In 2015, after successfully moving into her one bedroom, one bathroom, 500 square foot apartment with one of her brothers, she got a call that an another brother needed a place to stay. A few months past, and she received another call that she needed to pick up her three other siblings that ranged from the ages of 12-15. 

She immediately became the guardian of three teenagers and had two young adults living in her one bedroom-one bathroom-500 square foot apartment. 

Through her village support, Danisha was able to move from this apartment to a 4 bedroom townhome 9 months after she took in her siblings. 

Unfortunately within her home state, guardianship is not always seen the same as foster care, so she was provided only state assistance that was based on her income. After years of fighting for the financial support, she decided it was time to move on and continue her educational journey so that she could change her financial situation for herself and her siblings. 

The state support that she received was originally $680 total in support for a family of 6 and decreased when her income increased. 


From Foster to PhD

It took Danisha 8 years to complete her bachelors degree, one full year to complete her masters, and 3 1/2 years to complete her PhD. 

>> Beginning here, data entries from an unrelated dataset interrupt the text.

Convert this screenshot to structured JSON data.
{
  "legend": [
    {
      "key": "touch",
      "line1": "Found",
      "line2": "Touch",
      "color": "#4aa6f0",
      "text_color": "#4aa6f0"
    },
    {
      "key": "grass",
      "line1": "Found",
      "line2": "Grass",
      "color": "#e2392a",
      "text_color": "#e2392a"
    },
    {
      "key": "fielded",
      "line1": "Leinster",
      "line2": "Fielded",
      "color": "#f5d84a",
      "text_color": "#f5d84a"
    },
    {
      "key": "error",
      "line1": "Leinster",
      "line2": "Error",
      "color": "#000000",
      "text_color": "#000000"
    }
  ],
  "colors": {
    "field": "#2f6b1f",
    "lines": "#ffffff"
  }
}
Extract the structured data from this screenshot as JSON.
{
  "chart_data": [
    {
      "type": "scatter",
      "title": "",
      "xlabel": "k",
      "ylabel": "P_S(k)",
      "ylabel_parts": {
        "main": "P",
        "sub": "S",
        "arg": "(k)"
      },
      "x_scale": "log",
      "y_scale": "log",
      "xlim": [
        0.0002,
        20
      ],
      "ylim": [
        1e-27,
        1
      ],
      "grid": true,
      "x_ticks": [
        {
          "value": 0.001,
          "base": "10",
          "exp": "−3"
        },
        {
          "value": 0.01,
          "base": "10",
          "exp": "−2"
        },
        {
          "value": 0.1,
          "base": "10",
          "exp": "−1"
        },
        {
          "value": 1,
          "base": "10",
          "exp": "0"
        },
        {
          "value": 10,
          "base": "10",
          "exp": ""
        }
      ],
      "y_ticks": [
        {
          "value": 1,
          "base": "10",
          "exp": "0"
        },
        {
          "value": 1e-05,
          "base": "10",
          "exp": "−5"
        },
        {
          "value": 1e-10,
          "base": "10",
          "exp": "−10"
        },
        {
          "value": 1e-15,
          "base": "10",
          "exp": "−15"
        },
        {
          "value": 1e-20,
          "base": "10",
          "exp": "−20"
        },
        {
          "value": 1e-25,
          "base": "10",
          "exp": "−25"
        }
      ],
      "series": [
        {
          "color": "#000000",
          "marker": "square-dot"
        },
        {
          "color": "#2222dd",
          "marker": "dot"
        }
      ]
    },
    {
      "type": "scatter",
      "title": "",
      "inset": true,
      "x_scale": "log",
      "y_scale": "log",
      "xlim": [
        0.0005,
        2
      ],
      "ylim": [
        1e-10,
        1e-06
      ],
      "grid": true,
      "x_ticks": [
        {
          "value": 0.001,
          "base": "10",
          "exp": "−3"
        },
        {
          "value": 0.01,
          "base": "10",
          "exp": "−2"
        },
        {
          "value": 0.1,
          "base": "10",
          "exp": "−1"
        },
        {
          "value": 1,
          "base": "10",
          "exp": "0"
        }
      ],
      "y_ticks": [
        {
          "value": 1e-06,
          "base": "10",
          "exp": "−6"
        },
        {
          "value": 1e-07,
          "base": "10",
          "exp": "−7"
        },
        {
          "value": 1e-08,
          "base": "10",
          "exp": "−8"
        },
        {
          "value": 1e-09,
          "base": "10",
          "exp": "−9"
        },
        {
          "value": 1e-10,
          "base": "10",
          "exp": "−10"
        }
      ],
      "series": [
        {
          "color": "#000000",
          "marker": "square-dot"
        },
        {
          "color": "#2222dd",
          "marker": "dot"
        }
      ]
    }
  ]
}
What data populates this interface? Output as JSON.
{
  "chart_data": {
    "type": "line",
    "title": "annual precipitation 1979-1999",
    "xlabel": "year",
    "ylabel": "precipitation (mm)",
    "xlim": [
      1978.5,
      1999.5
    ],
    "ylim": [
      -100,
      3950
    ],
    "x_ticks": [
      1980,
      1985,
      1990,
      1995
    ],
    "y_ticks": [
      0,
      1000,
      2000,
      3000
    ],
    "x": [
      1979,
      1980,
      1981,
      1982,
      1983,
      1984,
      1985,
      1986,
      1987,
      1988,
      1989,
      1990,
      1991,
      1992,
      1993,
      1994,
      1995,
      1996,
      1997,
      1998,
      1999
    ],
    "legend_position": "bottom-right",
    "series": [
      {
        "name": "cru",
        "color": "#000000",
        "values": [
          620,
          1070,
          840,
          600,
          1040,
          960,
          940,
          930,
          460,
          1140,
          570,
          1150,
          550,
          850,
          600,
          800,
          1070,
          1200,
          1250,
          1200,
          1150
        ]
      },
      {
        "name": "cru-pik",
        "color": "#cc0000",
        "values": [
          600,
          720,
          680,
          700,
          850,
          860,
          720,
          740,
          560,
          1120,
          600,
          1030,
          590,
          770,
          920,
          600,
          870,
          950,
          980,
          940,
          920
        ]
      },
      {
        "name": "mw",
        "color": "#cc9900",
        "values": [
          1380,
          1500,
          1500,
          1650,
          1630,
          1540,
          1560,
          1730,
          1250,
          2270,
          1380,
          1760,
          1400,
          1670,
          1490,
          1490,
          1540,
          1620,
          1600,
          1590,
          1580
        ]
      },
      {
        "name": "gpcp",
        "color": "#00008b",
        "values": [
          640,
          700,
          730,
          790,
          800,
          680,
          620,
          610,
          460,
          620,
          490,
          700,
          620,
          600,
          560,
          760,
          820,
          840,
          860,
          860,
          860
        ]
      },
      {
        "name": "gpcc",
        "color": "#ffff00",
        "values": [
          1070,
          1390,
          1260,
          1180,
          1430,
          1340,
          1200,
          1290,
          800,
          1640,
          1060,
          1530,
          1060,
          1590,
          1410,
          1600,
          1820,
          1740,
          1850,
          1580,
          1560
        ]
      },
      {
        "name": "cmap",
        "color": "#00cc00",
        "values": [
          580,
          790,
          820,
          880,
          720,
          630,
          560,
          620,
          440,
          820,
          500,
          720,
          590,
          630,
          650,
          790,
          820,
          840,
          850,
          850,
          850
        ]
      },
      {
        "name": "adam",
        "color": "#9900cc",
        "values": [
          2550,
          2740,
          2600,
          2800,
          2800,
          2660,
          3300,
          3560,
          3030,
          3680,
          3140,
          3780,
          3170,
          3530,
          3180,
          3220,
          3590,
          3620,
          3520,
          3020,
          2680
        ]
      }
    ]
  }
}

During her last 2 years of her bachelors program, her master's program, and her PhD program, Danisha was adjusting to guardianship-life, working full time, and attending school full time. 

As of 2024, National statistics for foster youth graduating high school and college are estimated to be the following: 

High school: 50%. 

Associates or bachelor's degree: 3%

Master's Degree: Less than 1%

Doctoral degree: There is not an estimated number. 

Dr. Danisha Keating's research was on best practices for foster youth support programs at community college. 

After she completed her degree, she wrote her story, "From Foster to PhD: Letters from a suitcase" and has sold over 2,500. Her hope by sharing her story is to encourage other foster youth that they can still do amazing things in life, regardless of how they were raised or what they endured. She believes that every foster youth is here for a purpose and have the ability to accomplish their own

Foster to ___ stories. 

Danisha is a global advocate for foster youth, guardianship, and foster parents. She shares her story because she firmly believes that it can help change the system for those who come after her. She believes that there is power behind people finding healing and highlighting foster youth voices to help make the changes necessary in the system. 


Her Story on the Big Screen

33 Roofs Documentary

Dr. Danisha Keating and her team are working tirelessly on her documentary, 33 roofs. They are highlighting the barriers that foster youth face with homelessness and academic challenges. Her hope by sharing her story is to help encourage other foster youth and bring awareness so that together, we can end foster youth homelessness and barriers to achieving their goals.